# Can you change UHF remote address on 922?



## spatter9999

I just got a new 922 for pretty cheap over Christmas. Got it hooked up yesterday, but I'm noticing a problem with remote interference. I'm using the standard UHF remotes that came with the unit. Everything is fine on TV1. But when using the TV2 remote to control TV2, it occasionally sends a signal to TV1.

For instance, I can pull up the guide on TV1 using the TV1 remote. Then if I press the arrow buttons on the TV2 remote about 1 out of 6 button presses will register with the guide on TV1.

I've read lots of stuff talking about how to change the remote addresses (such as http://www.mydish.com/support/change-remote-address) but that doesn't work on the 922. On the 922, when you go to the "System Info" screen it doesn't look the same. It doesn't give you a simple remote address labeled "Rem Addr." It gives you a 12 character "FW" code and a 4 charater "HW" code for each remote.

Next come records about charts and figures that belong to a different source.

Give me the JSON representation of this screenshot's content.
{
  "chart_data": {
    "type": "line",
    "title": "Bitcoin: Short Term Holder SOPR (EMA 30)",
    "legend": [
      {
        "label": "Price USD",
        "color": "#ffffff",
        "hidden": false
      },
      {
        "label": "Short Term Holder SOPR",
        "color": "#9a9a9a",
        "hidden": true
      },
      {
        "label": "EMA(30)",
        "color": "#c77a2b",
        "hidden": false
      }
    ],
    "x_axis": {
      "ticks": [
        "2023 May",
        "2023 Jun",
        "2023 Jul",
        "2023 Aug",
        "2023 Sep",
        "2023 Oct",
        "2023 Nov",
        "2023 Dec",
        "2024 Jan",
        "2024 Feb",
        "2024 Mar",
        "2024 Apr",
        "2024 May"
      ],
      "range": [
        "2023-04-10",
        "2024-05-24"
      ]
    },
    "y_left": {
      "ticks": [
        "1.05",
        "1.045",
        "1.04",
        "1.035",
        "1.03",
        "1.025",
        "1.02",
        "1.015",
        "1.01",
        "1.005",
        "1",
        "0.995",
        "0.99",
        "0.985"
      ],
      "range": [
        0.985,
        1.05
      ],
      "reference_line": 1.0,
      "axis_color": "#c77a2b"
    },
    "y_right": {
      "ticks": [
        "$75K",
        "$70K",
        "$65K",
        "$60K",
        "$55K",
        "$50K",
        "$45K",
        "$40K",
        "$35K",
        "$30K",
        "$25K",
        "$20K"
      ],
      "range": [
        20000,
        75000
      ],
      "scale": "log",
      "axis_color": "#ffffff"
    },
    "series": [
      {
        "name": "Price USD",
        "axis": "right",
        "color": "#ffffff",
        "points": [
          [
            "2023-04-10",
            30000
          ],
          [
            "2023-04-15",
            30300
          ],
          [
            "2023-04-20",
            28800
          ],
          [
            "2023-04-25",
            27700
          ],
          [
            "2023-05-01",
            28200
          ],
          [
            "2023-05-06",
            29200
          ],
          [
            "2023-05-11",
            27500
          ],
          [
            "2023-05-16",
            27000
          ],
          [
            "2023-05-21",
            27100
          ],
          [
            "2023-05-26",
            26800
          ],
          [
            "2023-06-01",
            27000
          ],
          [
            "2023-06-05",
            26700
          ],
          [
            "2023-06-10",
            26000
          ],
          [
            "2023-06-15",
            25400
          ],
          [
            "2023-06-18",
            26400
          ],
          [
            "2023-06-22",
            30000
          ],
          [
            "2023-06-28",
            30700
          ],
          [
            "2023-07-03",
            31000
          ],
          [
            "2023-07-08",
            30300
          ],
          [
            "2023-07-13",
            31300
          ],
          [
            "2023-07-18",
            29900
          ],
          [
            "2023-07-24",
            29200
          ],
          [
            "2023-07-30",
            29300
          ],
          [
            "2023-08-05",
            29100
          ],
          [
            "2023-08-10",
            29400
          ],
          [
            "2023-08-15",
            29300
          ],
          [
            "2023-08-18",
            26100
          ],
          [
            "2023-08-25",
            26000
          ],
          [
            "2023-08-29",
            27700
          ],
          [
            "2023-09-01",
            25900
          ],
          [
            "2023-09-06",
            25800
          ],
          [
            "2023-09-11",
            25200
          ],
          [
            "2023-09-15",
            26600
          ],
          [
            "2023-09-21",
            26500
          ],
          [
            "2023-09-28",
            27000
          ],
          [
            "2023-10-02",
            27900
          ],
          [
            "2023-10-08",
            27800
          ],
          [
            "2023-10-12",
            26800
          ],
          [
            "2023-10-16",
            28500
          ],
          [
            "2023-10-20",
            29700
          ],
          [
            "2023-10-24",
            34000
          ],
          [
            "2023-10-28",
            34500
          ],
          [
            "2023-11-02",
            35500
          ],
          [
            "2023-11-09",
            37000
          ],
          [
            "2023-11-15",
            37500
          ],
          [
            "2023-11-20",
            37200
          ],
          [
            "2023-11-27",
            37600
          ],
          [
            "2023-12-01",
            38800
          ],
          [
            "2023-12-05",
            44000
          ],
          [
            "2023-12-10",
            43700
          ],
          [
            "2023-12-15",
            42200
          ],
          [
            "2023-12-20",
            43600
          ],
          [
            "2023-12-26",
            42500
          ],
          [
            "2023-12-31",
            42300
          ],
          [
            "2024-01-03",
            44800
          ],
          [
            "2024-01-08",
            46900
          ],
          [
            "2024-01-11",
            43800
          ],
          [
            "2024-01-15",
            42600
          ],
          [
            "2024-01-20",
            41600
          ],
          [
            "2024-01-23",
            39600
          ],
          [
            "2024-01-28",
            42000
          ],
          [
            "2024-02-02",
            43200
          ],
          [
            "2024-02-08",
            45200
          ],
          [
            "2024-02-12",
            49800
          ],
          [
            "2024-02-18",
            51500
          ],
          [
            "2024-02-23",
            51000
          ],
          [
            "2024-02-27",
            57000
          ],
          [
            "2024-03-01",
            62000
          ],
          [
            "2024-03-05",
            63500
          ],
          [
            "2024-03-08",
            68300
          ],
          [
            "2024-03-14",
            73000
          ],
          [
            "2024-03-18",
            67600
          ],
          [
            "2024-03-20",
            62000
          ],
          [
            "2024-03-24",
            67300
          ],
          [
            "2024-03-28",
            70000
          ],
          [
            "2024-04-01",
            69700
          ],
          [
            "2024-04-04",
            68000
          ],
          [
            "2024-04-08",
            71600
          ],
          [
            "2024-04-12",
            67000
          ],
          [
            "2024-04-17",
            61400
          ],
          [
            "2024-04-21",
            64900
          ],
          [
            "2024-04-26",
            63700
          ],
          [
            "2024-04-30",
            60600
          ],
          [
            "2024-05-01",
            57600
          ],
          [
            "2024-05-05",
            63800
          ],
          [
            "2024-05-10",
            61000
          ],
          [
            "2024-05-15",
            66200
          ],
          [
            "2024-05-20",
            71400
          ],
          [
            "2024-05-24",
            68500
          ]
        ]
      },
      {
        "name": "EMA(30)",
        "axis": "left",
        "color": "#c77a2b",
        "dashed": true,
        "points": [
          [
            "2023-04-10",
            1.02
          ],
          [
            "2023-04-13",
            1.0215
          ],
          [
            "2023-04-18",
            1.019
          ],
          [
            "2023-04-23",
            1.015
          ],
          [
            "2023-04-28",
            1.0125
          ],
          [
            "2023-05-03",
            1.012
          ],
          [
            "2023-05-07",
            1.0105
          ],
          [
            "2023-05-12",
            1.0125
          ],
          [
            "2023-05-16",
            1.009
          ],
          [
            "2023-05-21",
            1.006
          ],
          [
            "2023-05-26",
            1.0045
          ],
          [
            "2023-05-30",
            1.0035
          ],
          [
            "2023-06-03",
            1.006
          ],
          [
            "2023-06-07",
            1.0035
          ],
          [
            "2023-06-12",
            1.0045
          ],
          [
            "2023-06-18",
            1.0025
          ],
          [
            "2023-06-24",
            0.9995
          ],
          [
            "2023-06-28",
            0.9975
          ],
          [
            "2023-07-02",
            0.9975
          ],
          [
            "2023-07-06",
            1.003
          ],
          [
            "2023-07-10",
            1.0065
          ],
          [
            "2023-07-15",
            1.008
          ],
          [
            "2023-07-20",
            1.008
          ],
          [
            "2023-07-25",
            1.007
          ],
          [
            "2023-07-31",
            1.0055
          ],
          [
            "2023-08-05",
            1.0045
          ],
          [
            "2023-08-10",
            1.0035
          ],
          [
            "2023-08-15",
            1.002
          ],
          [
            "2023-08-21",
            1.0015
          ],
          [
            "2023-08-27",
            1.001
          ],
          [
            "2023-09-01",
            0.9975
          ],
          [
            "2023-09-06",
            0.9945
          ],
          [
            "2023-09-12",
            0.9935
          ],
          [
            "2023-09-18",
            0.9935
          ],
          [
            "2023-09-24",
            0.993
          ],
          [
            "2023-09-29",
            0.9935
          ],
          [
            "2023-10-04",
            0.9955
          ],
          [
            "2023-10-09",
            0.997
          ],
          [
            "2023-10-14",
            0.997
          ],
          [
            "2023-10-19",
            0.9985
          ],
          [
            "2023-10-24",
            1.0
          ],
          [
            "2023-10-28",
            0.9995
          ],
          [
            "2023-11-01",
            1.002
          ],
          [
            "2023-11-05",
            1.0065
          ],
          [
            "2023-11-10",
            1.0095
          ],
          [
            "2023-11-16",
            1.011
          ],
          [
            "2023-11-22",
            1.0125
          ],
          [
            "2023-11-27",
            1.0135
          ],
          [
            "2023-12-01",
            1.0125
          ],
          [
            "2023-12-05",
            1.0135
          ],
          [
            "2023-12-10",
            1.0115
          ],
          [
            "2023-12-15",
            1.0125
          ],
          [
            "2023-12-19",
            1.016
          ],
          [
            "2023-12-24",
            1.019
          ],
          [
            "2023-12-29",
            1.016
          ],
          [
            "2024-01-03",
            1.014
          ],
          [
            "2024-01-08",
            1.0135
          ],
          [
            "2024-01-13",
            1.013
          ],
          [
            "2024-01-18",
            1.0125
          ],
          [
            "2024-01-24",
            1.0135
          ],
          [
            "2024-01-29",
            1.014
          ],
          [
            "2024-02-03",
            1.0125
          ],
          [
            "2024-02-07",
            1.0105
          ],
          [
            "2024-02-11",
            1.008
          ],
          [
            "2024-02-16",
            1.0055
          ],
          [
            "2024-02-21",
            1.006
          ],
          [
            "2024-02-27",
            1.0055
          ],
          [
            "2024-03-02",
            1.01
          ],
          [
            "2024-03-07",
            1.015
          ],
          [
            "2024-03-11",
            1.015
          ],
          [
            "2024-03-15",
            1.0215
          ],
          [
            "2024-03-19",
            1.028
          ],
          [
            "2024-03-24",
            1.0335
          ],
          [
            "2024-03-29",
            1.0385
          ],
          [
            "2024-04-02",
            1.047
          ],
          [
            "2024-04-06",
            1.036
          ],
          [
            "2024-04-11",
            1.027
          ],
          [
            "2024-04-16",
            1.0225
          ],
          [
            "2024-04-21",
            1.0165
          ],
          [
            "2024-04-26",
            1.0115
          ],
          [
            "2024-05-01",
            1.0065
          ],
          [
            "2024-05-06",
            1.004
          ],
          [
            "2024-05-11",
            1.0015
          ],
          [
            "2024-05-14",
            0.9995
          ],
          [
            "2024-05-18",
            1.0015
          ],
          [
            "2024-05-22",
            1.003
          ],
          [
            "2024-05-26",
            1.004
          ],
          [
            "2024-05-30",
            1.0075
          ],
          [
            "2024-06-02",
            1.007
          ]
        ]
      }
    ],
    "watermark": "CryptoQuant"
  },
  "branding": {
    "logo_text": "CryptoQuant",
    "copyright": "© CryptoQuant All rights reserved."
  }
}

I don't know what either of those means or how to change them.

Any ideas?


----------



## mdavej

Last time I checked, the 922 and later units like Hopper only took IR address 1. Just cover the IR window on the 922 completely with electrical tape and it won't pick up any more stray IR.


----------



## shadough

FW means Firmware
HW means Hardware.

I have not noticed any issues w/ my 922, remote wise, with 1 exception: I was using a remote from a 222 box that would control TV1 on the 922 but 1 day it ceased to work. Still scratchin my head on that one, But assuming your in dual mode, there shouldn't be any cross communication. Perhaps that's why your unit was on ebay.


----------